Gregg wrapped the wound with his shirt, pulling it off as he went, but it was strangely bloodless; he could see bone, but the dark flow congealed and hardened faster than could be. He filed it in the back of his mind, however, and covered the general as he rushed up the engine to the conductor's seat. Two monsters ran at Gregg, one loping on all fours like a hound, and Gregg shot them both. Even in his panic and fear, Grant's presence and fortitude comforted him, and he noted coldly, with more relevance than he had given even his arm, that they only fell when shot in head or heart.

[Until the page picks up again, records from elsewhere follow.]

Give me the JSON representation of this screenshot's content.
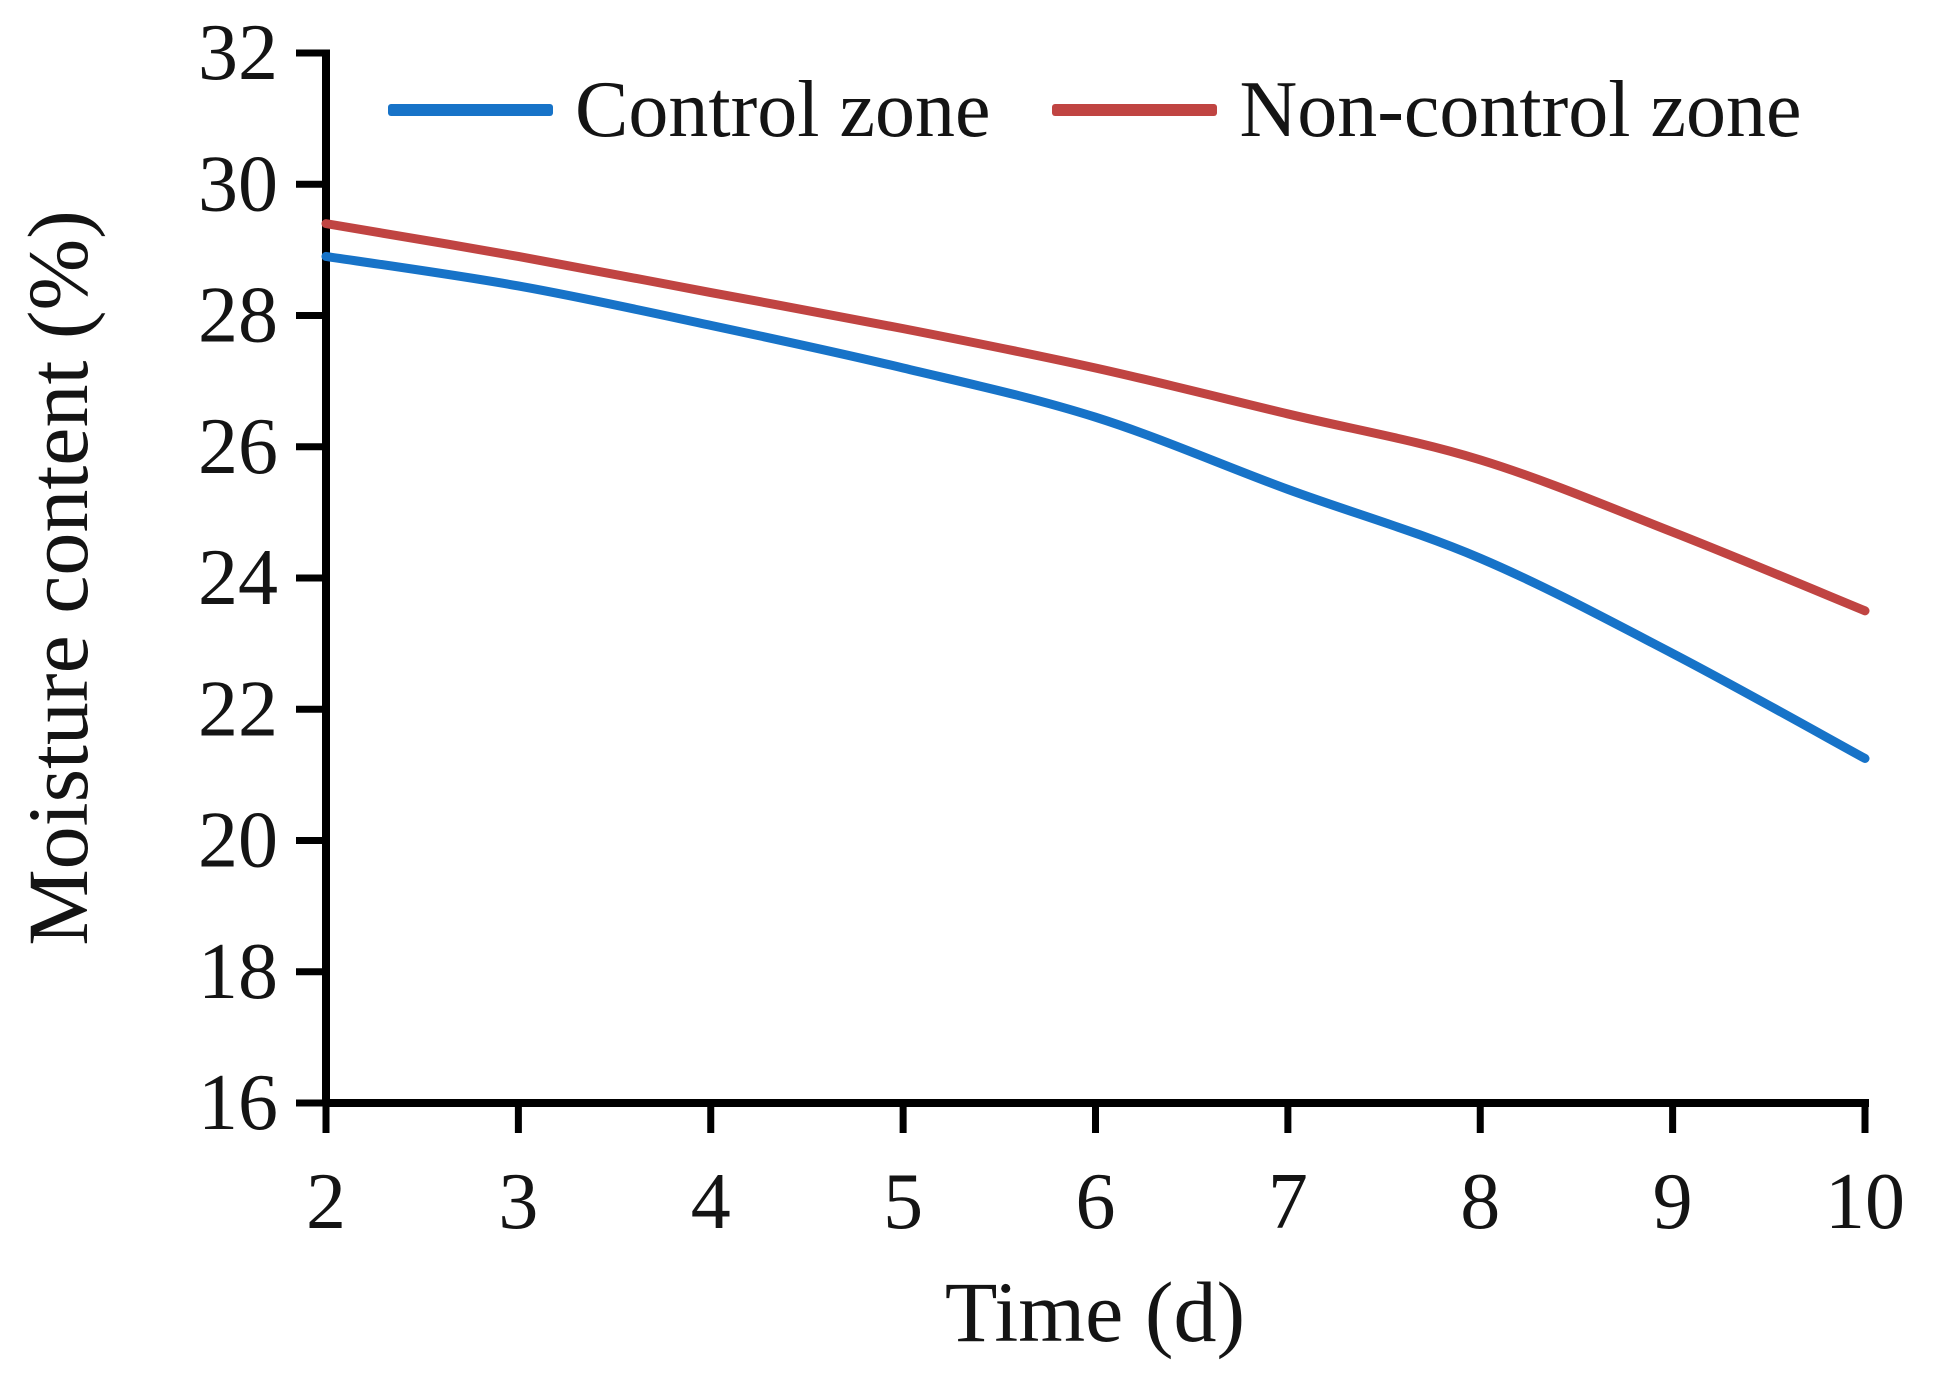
{
  "chart_data": {
    "type": "line",
    "title": "",
    "xlabel": "Time (d)",
    "ylabel": "Moisture content (%)",
    "x": [
      2,
      3,
      4,
      5,
      6,
      7,
      8,
      9,
      10
    ],
    "series": [
      {
        "name": "Control zone",
        "color": "#1773c8",
        "values": [
          28.9,
          28.45,
          27.85,
          27.2,
          26.45,
          25.35,
          24.3,
          22.85,
          21.25
        ]
      },
      {
        "name": "Non-control zone",
        "color": "#c04442",
        "values": [
          29.4,
          28.9,
          28.35,
          27.8,
          27.2,
          26.5,
          25.8,
          24.7,
          23.5
        ]
      }
    ],
    "xlim": [
      2,
      10
    ],
    "ylim": [
      16,
      32
    ],
    "x_ticks": [
      2,
      3,
      4,
      5,
      6,
      7,
      8,
      9,
      10
    ],
    "y_ticks": [
      16,
      18,
      20,
      22,
      24,
      26,
      28,
      30,
      32
    ],
    "grid": false,
    "legend_position": "top",
    "axis_color": "#000000",
    "tick_label_color": "#141414"
  }
}
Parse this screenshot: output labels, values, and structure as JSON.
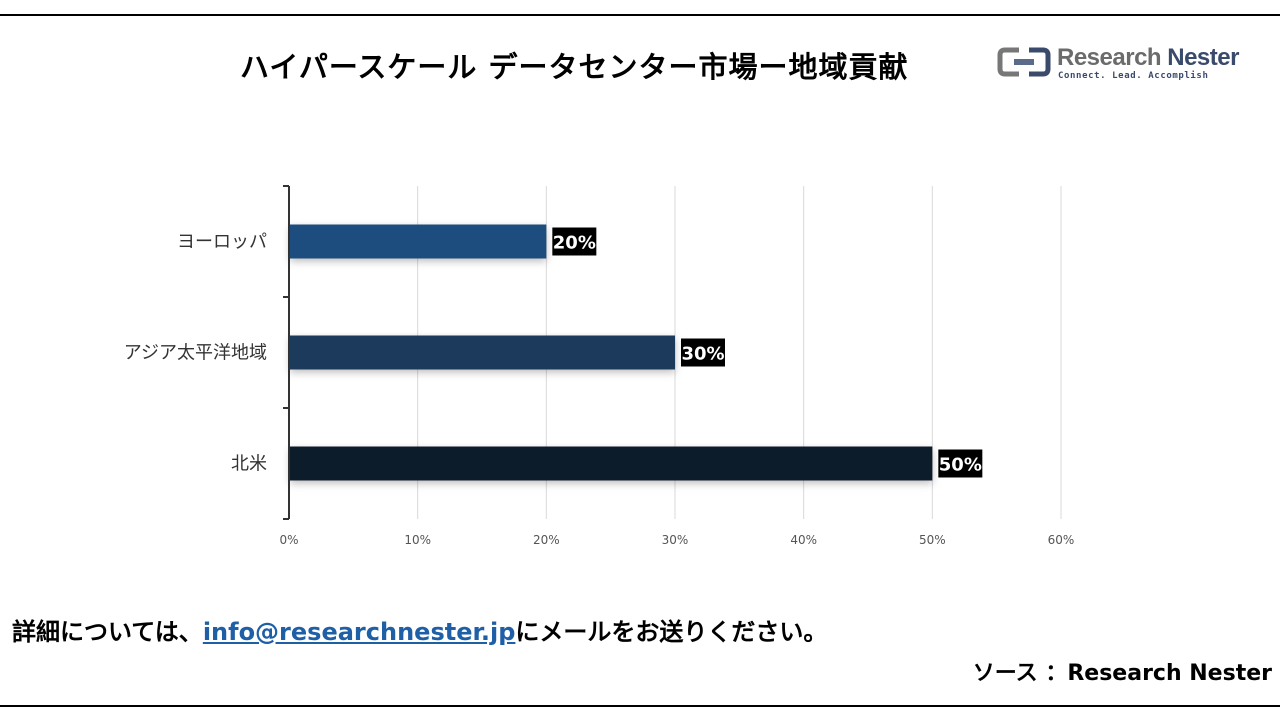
{
  "header": {
    "title": "ハイパースケール データセンター市場ー地域貢献"
  },
  "logo": {
    "name_part1": "Research ",
    "name_part2": "Nester",
    "tagline": "Connect. Lead. Accomplish"
  },
  "chart_data": {
    "type": "bar",
    "orientation": "horizontal",
    "title": "ハイパースケール データセンター市場ー地域貢献",
    "categories": [
      "ヨーロッパ",
      "アジア太平洋地域",
      "北米"
    ],
    "values": [
      20,
      30,
      50
    ],
    "value_labels": [
      "20%",
      "30%",
      "50%"
    ],
    "bar_colors": [
      "#1f4e7e",
      "#1c3a5c",
      "#0e1c2a"
    ],
    "xlim": [
      0,
      60
    ],
    "xticks": [
      0,
      10,
      20,
      30,
      40,
      50,
      60
    ],
    "xtick_labels": [
      "0%",
      "10%",
      "20%",
      "30%",
      "40%",
      "50%",
      "60%"
    ],
    "grid": true,
    "legend": "none"
  },
  "footer": {
    "note_prefix": "詳細については、",
    "email": "info@researchnester.jp",
    "note_suffix": "にメールをお送りください。",
    "source": "ソース ：Research Nester"
  }
}
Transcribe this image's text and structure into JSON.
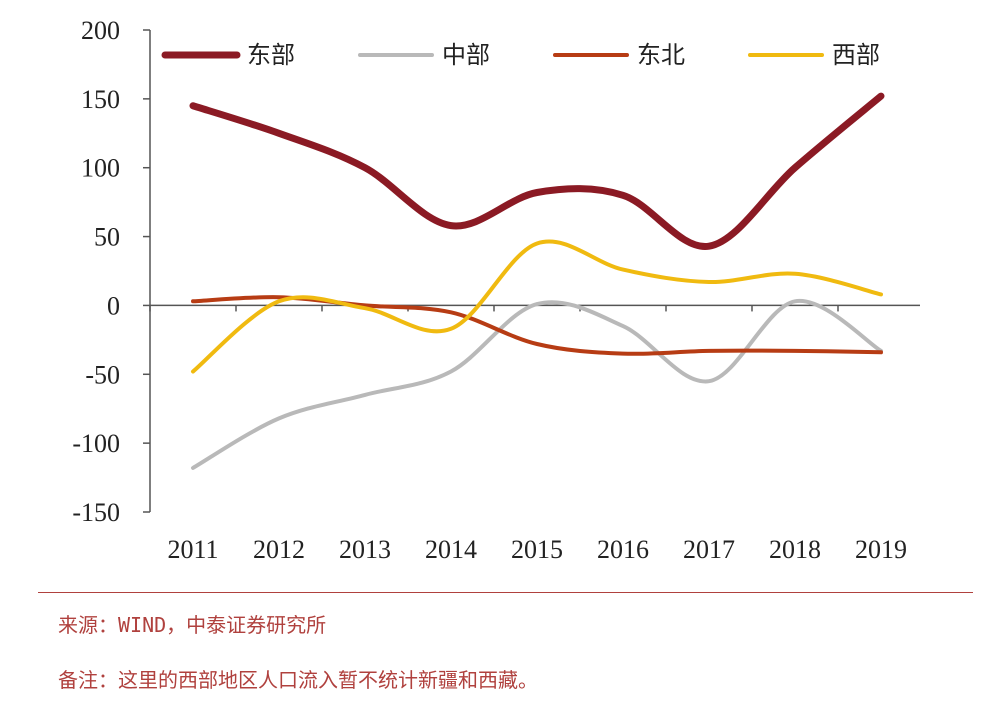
{
  "chart_data": {
    "type": "line",
    "categories": [
      "2011",
      "2012",
      "2013",
      "2014",
      "2015",
      "2016",
      "2017",
      "2018",
      "2019"
    ],
    "series": [
      {
        "name": "东部",
        "color": "#8b1a24",
        "values": [
          145,
          125,
          100,
          58,
          82,
          80,
          43,
          100,
          152
        ]
      },
      {
        "name": "中部",
        "color": "#b9b9b9",
        "values": [
          -118,
          -82,
          -65,
          -48,
          1,
          -15,
          -55,
          3,
          -33
        ]
      },
      {
        "name": "东北",
        "color": "#b73c14",
        "values": [
          3,
          6,
          0,
          -5,
          -28,
          -35,
          -33,
          -33,
          -34
        ]
      },
      {
        "name": "西部",
        "color": "#f0ba10",
        "values": [
          -48,
          3,
          -2,
          -17,
          45,
          26,
          17,
          23,
          8
        ]
      }
    ],
    "ylim": [
      -150,
      200
    ],
    "yticks": [
      200,
      150,
      100,
      50,
      0,
      -50,
      -100,
      -150
    ],
    "legend_position": "top",
    "grid": false
  },
  "notes": {
    "source": "来源：WIND，中泰证券研究所",
    "remark": "备注：这里的西部地区人口流入暂不统计新疆和西藏。"
  }
}
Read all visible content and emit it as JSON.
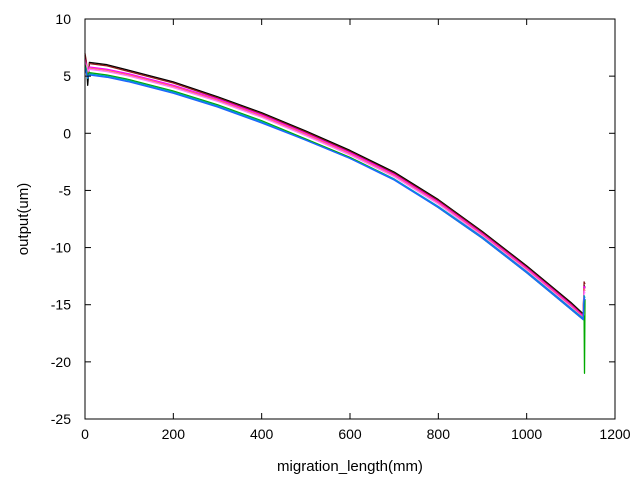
{
  "chart_data": {
    "type": "line",
    "title": "",
    "xlabel": "migration_length(mm)",
    "ylabel": "output(um)",
    "xlim": [
      0,
      1200
    ],
    "ylim": [
      -25,
      10
    ],
    "xticks": [
      0,
      200,
      400,
      600,
      800,
      1000,
      1200
    ],
    "yticks": [
      10,
      5,
      0,
      -5,
      -10,
      -15,
      -20,
      -25
    ],
    "grid": false,
    "legend": "none",
    "series": [
      {
        "color": "#000000",
        "x": [
          0,
          3,
          6,
          10,
          50,
          100,
          200,
          300,
          400,
          500,
          600,
          700,
          800,
          900,
          1000,
          1050,
          1100,
          1128,
          1130,
          1132
        ],
        "y": [
          6.8,
          6.2,
          4.2,
          6.2,
          6.0,
          5.5,
          4.5,
          3.2,
          1.8,
          0.2,
          -1.5,
          -3.4,
          -5.8,
          -8.6,
          -11.6,
          -13.2,
          -14.8,
          -15.8,
          -13.3,
          -13.5
        ]
      },
      {
        "color": "#8b1a1a",
        "x": [
          0,
          3,
          6,
          10,
          50,
          100,
          200,
          300,
          400,
          500,
          600,
          700,
          800,
          900,
          1000,
          1050,
          1100,
          1128,
          1130,
          1132
        ],
        "y": [
          7.0,
          6.3,
          5.0,
          6.1,
          5.9,
          5.4,
          4.4,
          3.1,
          1.7,
          0.1,
          -1.6,
          -3.5,
          -5.9,
          -8.7,
          -11.7,
          -13.3,
          -14.9,
          -15.9,
          -13.0,
          -13.2
        ]
      },
      {
        "color": "#ff00ff",
        "x": [
          0,
          3,
          6,
          10,
          50,
          100,
          200,
          300,
          400,
          500,
          600,
          700,
          800,
          900,
          1000,
          1050,
          1100,
          1128,
          1130,
          1132
        ],
        "y": [
          6.5,
          6.0,
          5.5,
          5.8,
          5.6,
          5.2,
          4.2,
          3.0,
          1.6,
          0.0,
          -1.7,
          -3.6,
          -6.0,
          -8.8,
          -11.8,
          -13.4,
          -15.0,
          -16.0,
          -13.4,
          -13.6
        ]
      },
      {
        "color": "#ff6a6a",
        "x": [
          0,
          3,
          6,
          10,
          50,
          100,
          200,
          300,
          400,
          500,
          600,
          700,
          800,
          900,
          1000,
          1050,
          1100,
          1128,
          1130,
          1132
        ],
        "y": [
          6.4,
          5.9,
          5.3,
          5.7,
          5.5,
          5.1,
          4.1,
          2.9,
          1.5,
          -0.1,
          -1.8,
          -3.7,
          -6.1,
          -8.9,
          -11.9,
          -13.5,
          -15.1,
          -16.1,
          -13.6,
          -13.8
        ]
      },
      {
        "color": "#ff77ff",
        "x": [
          0,
          3,
          6,
          10,
          50,
          100,
          200,
          300,
          400,
          500,
          600,
          700,
          800,
          900,
          1000,
          1050,
          1100,
          1128,
          1130,
          1132
        ],
        "y": [
          6.3,
          5.8,
          5.4,
          5.6,
          5.4,
          5.0,
          4.0,
          2.8,
          1.4,
          -0.2,
          -1.9,
          -3.8,
          -6.2,
          -9.0,
          -12.0,
          -13.6,
          -15.2,
          -16.2,
          -13.8,
          -14.0
        ]
      },
      {
        "color": "#00aa00",
        "x": [
          0,
          3,
          6,
          10,
          50,
          100,
          200,
          300,
          400,
          500,
          600,
          700,
          800,
          900,
          1000,
          1050,
          1100,
          1128,
          1130,
          1131,
          1132
        ],
        "y": [
          6.0,
          5.6,
          5.0,
          5.3,
          5.1,
          4.7,
          3.7,
          2.5,
          1.1,
          -0.5,
          -2.1,
          -4.0,
          -6.5,
          -9.2,
          -12.2,
          -13.8,
          -15.4,
          -16.3,
          -16.0,
          -21.0,
          -14.5
        ]
      },
      {
        "color": "#00a0c0",
        "x": [
          0,
          3,
          6,
          10,
          50,
          100,
          200,
          300,
          400,
          500,
          600,
          700,
          800,
          900,
          1000,
          1050,
          1100,
          1128,
          1130,
          1132
        ],
        "y": [
          5.8,
          5.4,
          4.8,
          5.2,
          5.0,
          4.6,
          3.6,
          2.4,
          1.0,
          -0.6,
          -2.2,
          -4.0,
          -6.4,
          -9.1,
          -12.1,
          -13.7,
          -15.3,
          -16.2,
          -14.2,
          -14.4
        ]
      },
      {
        "color": "#1e64ff",
        "x": [
          0,
          3,
          6,
          10,
          50,
          100,
          200,
          300,
          400,
          500,
          600,
          700,
          800,
          900,
          1000,
          1050,
          1100,
          1128,
          1130,
          1132
        ],
        "y": [
          5.6,
          5.3,
          4.9,
          5.1,
          4.9,
          4.5,
          3.5,
          2.3,
          0.9,
          -0.6,
          -2.2,
          -4.1,
          -6.5,
          -9.2,
          -12.2,
          -13.8,
          -15.4,
          -16.3,
          -14.4,
          -14.6
        ]
      }
    ]
  }
}
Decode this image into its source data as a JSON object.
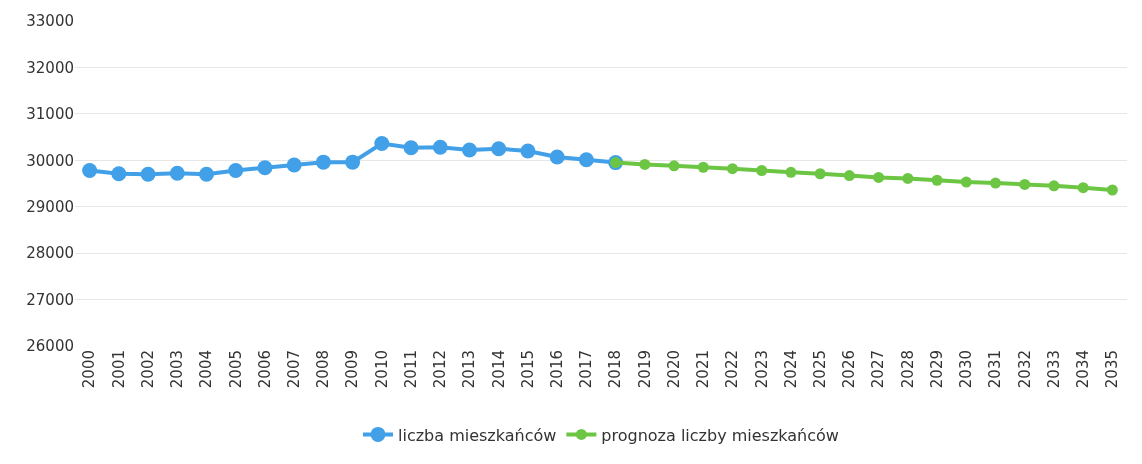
{
  "chart_data": {
    "type": "line",
    "categories": [
      "2000",
      "2001",
      "2002",
      "2003",
      "2004",
      "2005",
      "2006",
      "2007",
      "2008",
      "2009",
      "2010",
      "2011",
      "2012",
      "2013",
      "2014",
      "2015",
      "2016",
      "2017",
      "2018",
      "2019",
      "2020",
      "2021",
      "2022",
      "2023",
      "2024",
      "2025",
      "2026",
      "2027",
      "2028",
      "2029",
      "2030",
      "2031",
      "2032",
      "2033",
      "2034",
      "2035"
    ],
    "series": [
      {
        "name": "liczba mieszkańców",
        "color": "#41a0e8",
        "values": [
          29780,
          29710,
          29700,
          29720,
          29700,
          29780,
          29840,
          29900,
          29960,
          29960,
          30360,
          30270,
          30280,
          30220,
          30250,
          30200,
          30070,
          30010,
          29950,
          null,
          null,
          null,
          null,
          null,
          null,
          null,
          null,
          null,
          null,
          null,
          null,
          null,
          null,
          null,
          null,
          null
        ]
      },
      {
        "name": "prognoza liczby mieszkańców",
        "color": "#6cc644",
        "values": [
          null,
          null,
          null,
          null,
          null,
          null,
          null,
          null,
          null,
          null,
          null,
          null,
          null,
          null,
          null,
          null,
          null,
          null,
          29950,
          29910,
          29880,
          29850,
          29820,
          29780,
          29740,
          29710,
          29670,
          29630,
          29610,
          29570,
          29530,
          29510,
          29480,
          29450,
          29410,
          29360
        ]
      }
    ],
    "ylim": [
      26000,
      33000
    ],
    "yticks": [
      26000,
      27000,
      28000,
      29000,
      30000,
      31000,
      32000,
      33000
    ],
    "grid": "y",
    "legend": "bottom",
    "marker": "circle",
    "line_style": "solid"
  }
}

Grant pulled himself up and was greeted by a conductor with no throat; but, still alive, he had eaten the official walrus, who stirred Grant's heartfelt sympathies for exactly one and a half seconds before he put a bullet in the conductor, bounded into the area, and called for Gregg. He tried not to notice the pieces of the walrus that had been swallowed, only to reemerge, freshly masticated, in the hideous conductor's face.
Gregg was in; Grant pulled hard on the switches and levers, thought of pulling the steam whistle, and then thought better of it, remembering how they had come in packs towards the sounds of gunfire. He leaned out as they began to escape, feeling a breathless fluttering in his chest and an exhilarated, angry rush in his temple. He cried, in a hoarse voice: "Ha! Basterds, get your meal or get off! Ha, follow then!" He felt wild, and blood thundered so hard through him he thought he must burst from the pressure. Gregg stared at him as if wary of what he might do. Grant gave him a smile that was more a show of teeth than humor, and swore as he dropped his cigar.